【LHSS】Towards A Confucian Ethics Governing Human-AI Relations


TitleTowards A Confucian Ethics Governing Human-AI Relations

SpeakerBrian Wong Yue Shun(黄裕舜), Assistant Professor of Philosophy and Fellow at the Centre on Contemporary China and the World, University of Hong Kong

ModeratorNorman P. Ho, Professor of Law, Peking University School of Transnational Law

Date and Time: December 13, 2024 (Friday), 12:15 PM – 13:30 PM (China Standard Time)

VenueSTL 209

LangaugeEnglish

About the Speaker

Brian Wong is an Assistant Professor in Philosophy at the University of Hong Kong. His research examines the intersection of geopolitics, political and moral philosophy, and technology, with particular interests in the ethics and dynamics of non-democratic regimes and their foreign policies, responding to historical and colonial injustices, and the impact of automation on labour and human societies. Brian is a Fellow at the newly established Centre on Contemporary China and the World, at the University of Hong Kong.
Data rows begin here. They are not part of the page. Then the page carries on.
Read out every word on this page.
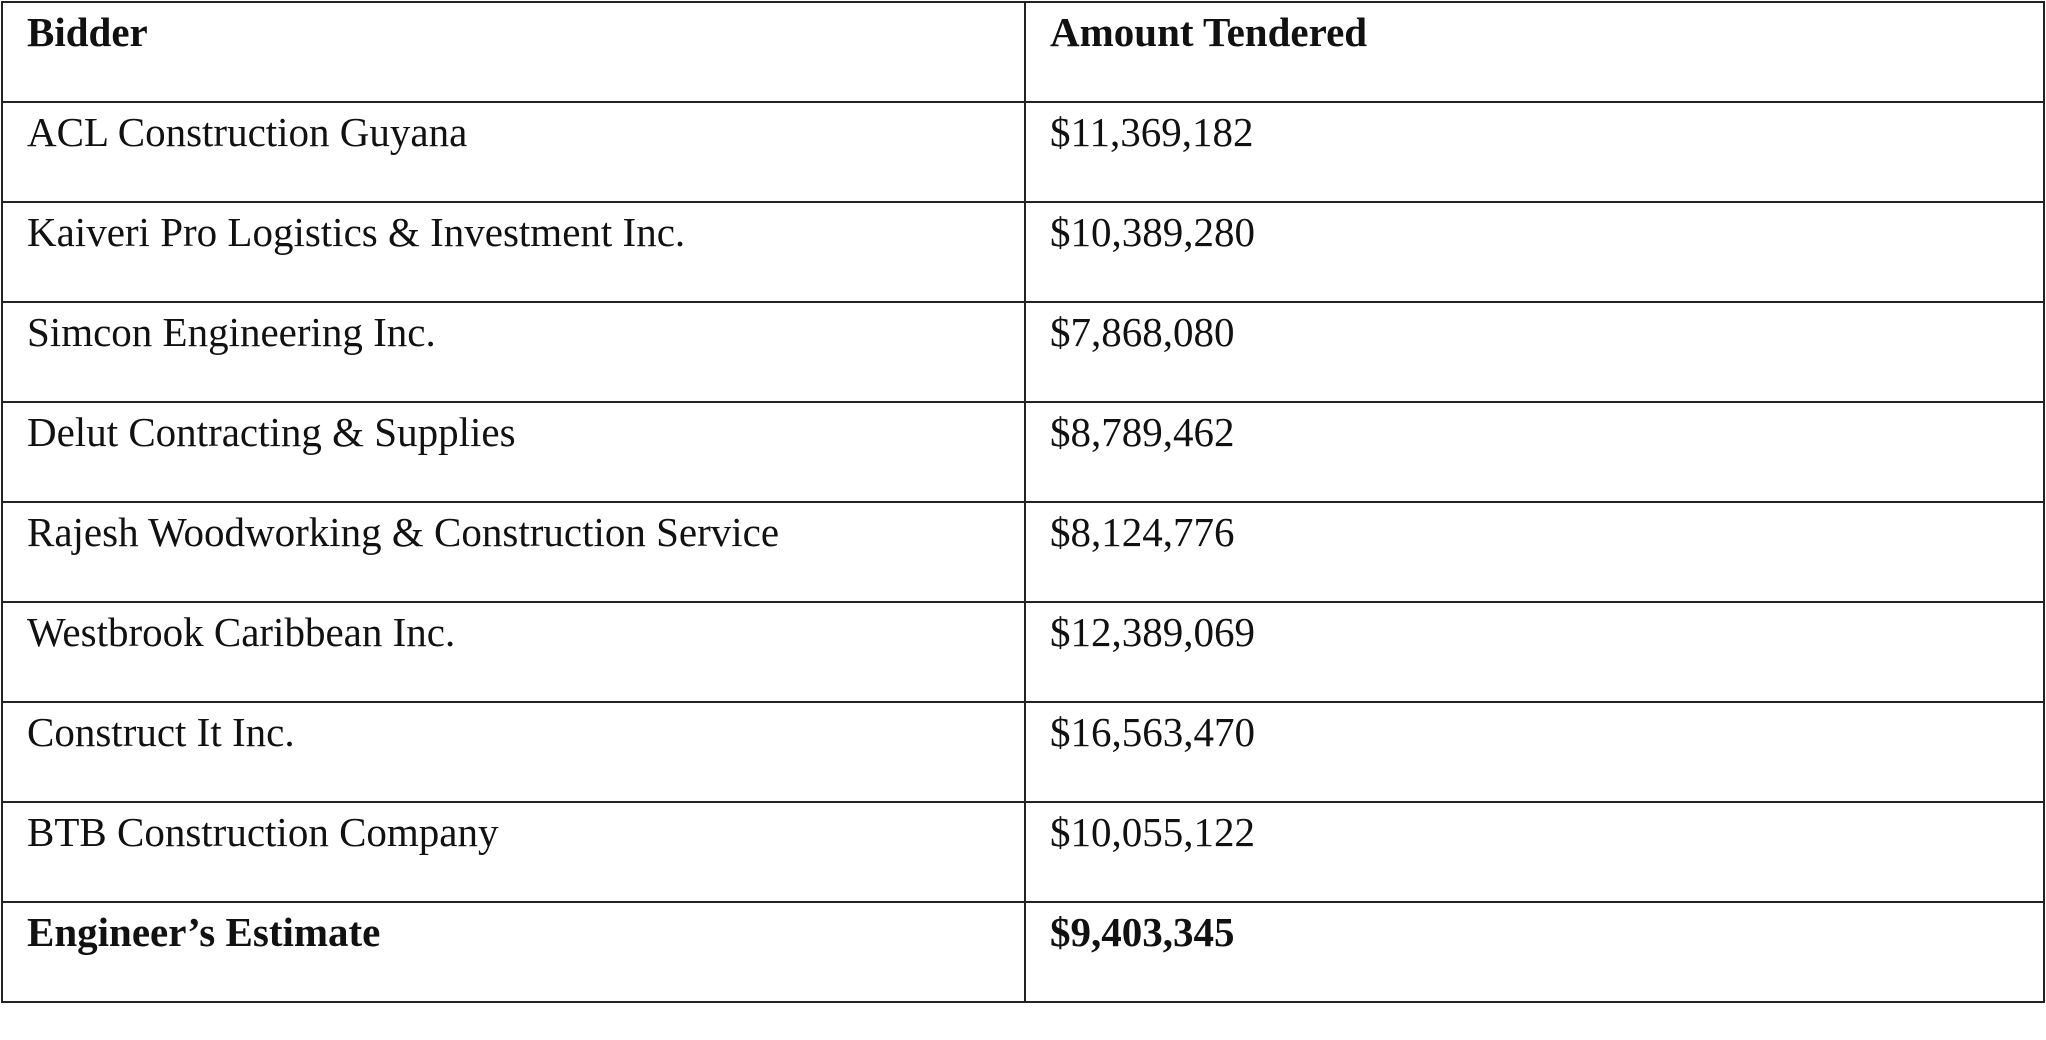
Bidder	Amount Tendered

ACL Construction Guyana	$11,369,182

Kaiveri Pro Logistics & Investment Inc.	$10,389,280

Simcon Engineering Inc.	$7,868,080

Delut Contracting & Supplies	$8,789,462

Rajesh Woodworking & Construction Service	$8,124,776

Westbrook Caribbean Inc.	$12,389,069

Construct It Inc.	$16,563,470

BTB Construction Company	$10,055,122

Engineer’s Estimate	$9,403,345
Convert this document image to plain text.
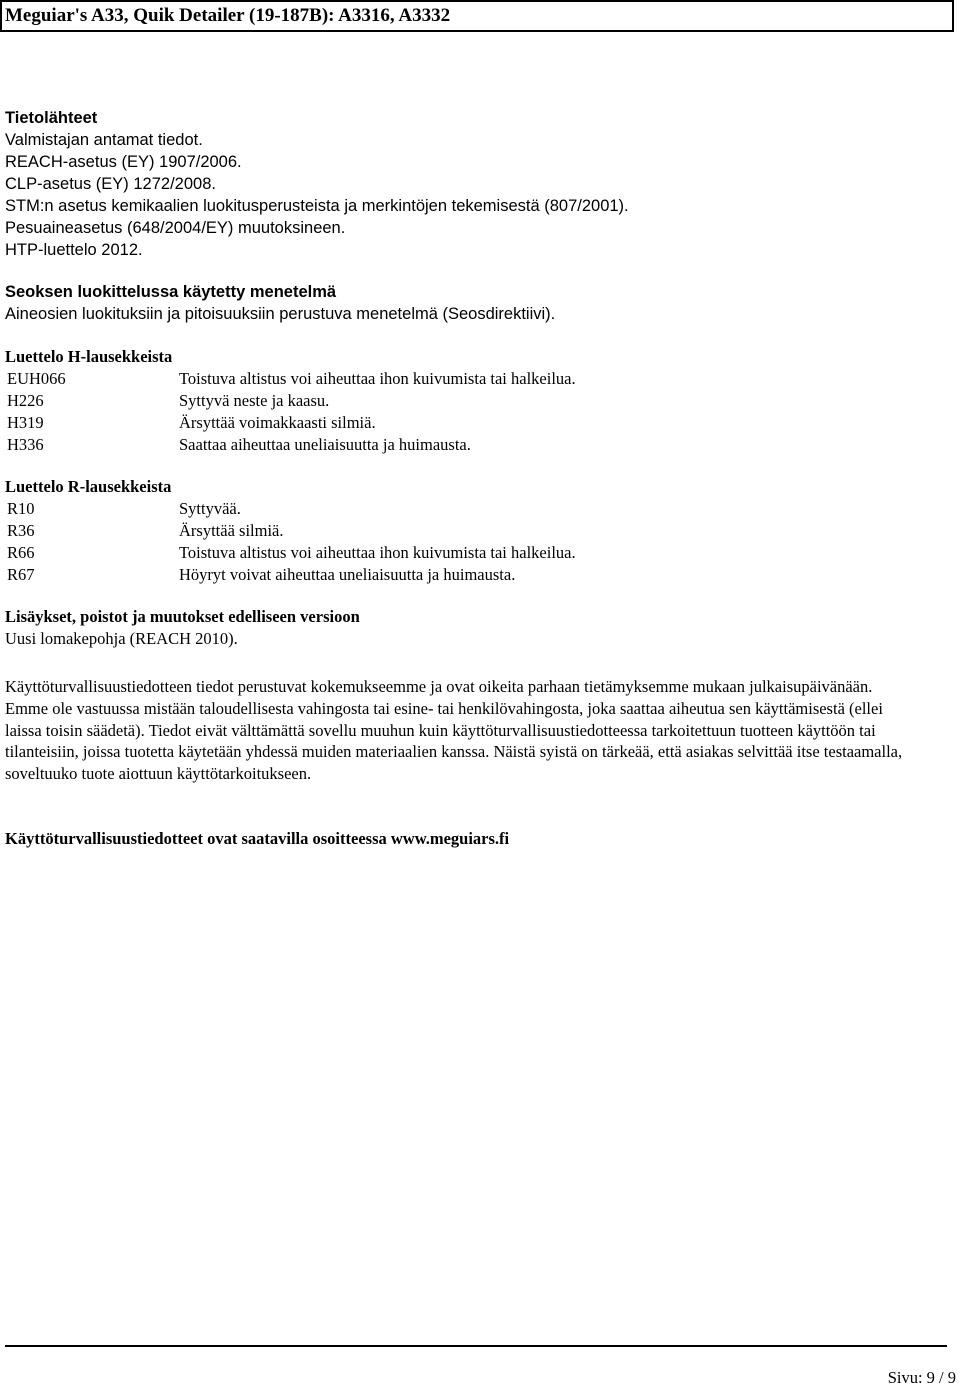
Meguiar's A33, Quik Detailer (19-187B): A3316, A3332
Tietolähteet
Valmistajan antamat tiedot.
REACH-asetus (EY) 1907/2006.
CLP-asetus (EY) 1272/2008.
STM:n asetus kemikaalien luokitusperusteista ja merkintöjen tekemisestä (807/2001).
Pesuaineasetus (648/2004/EY) muutoksineen.
HTP-luettelo 2012.
Seoksen luokittelussa käytetty menetelmä
Aineosien luokituksiin ja pitoisuuksiin perustuva menetelmä (Seosdirektiivi).
Luettelo H-lausekkeista
EUH066	Toistuva altistus voi aiheuttaa ihon kuivumista tai halkeilua.
H226	Syttyvä neste ja kaasu.
H319	Ärsyttää voimakkaasti silmiä.
H336	Saattaa aiheuttaa uneliaisuutta ja huimausta.
Luettelo R-lausekkeista
R10	Syttyvää.
R36	Ärsyttää silmiä.
R66	Toistuva altistus voi aiheuttaa ihon kuivumista tai halkeilua.
R67	Höyryt voivat aiheuttaa uneliaisuutta ja huimausta.
Lisäykset, poistot ja muutokset edelliseen versioon
Uusi lomakepohja (REACH 2010).
Käyttöturvallisuustiedotteen tiedot perustuvat kokemukseemme ja ovat oikeita parhaan tietämyksemme mukaan julkaisupäivänään. Emme ole vastuussa mistään taloudellisesta vahingosta tai esine- tai henkilövahingosta, joka saattaa aiheutua sen käyttämisestä (ellei laissa toisin säädetä). Tiedot eivät välttämättä sovellu muuhun kuin käyttöturvallisuustiedotteessa tarkoitettuun tuotteen käyttöön tai tilanteisiin, joissa tuotetta käytetään yhdessä muiden materiaalien kanssa. Näistä syistä on tärkeää, että asiakas selvittää itse testaamalla, soveltuuko tuote aiottuun käyttötarkoitukseen.
Käyttöturvallisuustiedotteet ovat saatavilla osoitteessa www.meguiars.fi
Sivu: 9 / 9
As the Chief Strategy Officer of the HK-ASEAN Foundation, he advises multinational corporations, family offices, and leading think-tanks on geopolitical affairs and macro risks throughout Asia.

Lecture Summary

With the rapid rise and developments in Artificial Intelligence (AI) over the past two decades, questions have increasingly been raised concerning the moral status and associated rights of AI, as well as the ethics of how we should train, use, and interact with AI. The Confucian principle of ‘Love with Distinction’ – “showing intimacy to his relatives, benevolence to his people, and love to objects” (qinqin renmin aiwu), as envisioned by Mencius (Mengzi) and expanded upon by Neo-Confucians such as Wang Yangming, is instrumental in enabling us to establish different conceptions of human-AI relations, in response to different types of AI. ‘Love with Distinction’ is best interpreted as a process in which we grow our circle of love. In relation to AI, all AI today, given its non-sentience, should be conceived of as wu (objects) to be loved. The more similar an AI agent is to humans, the likelier the agent should serve as a starting point in this organic process. Should technological developments give rise to sentient AI in possession of the necessary internal and external conditions to develop a sense of morality, we should treat such AI as min (people). AI min ought to be treated with benevolence and is capable of receiving praise and blame for its actions. There may also be contingent reasons for us to interact with non-min AI as if they were min, to develop and reinforce their capabilities to predictively behave in an ethically virtuous manner, which is compatible with Xunzi’s conception of moral education. As for treating some AI as qin (relatives) for which intimacy is the appropriate response, there exist tentative reasons that count both in favour of and against such an approach. More careful calibration and weighing of such reasons would be needed.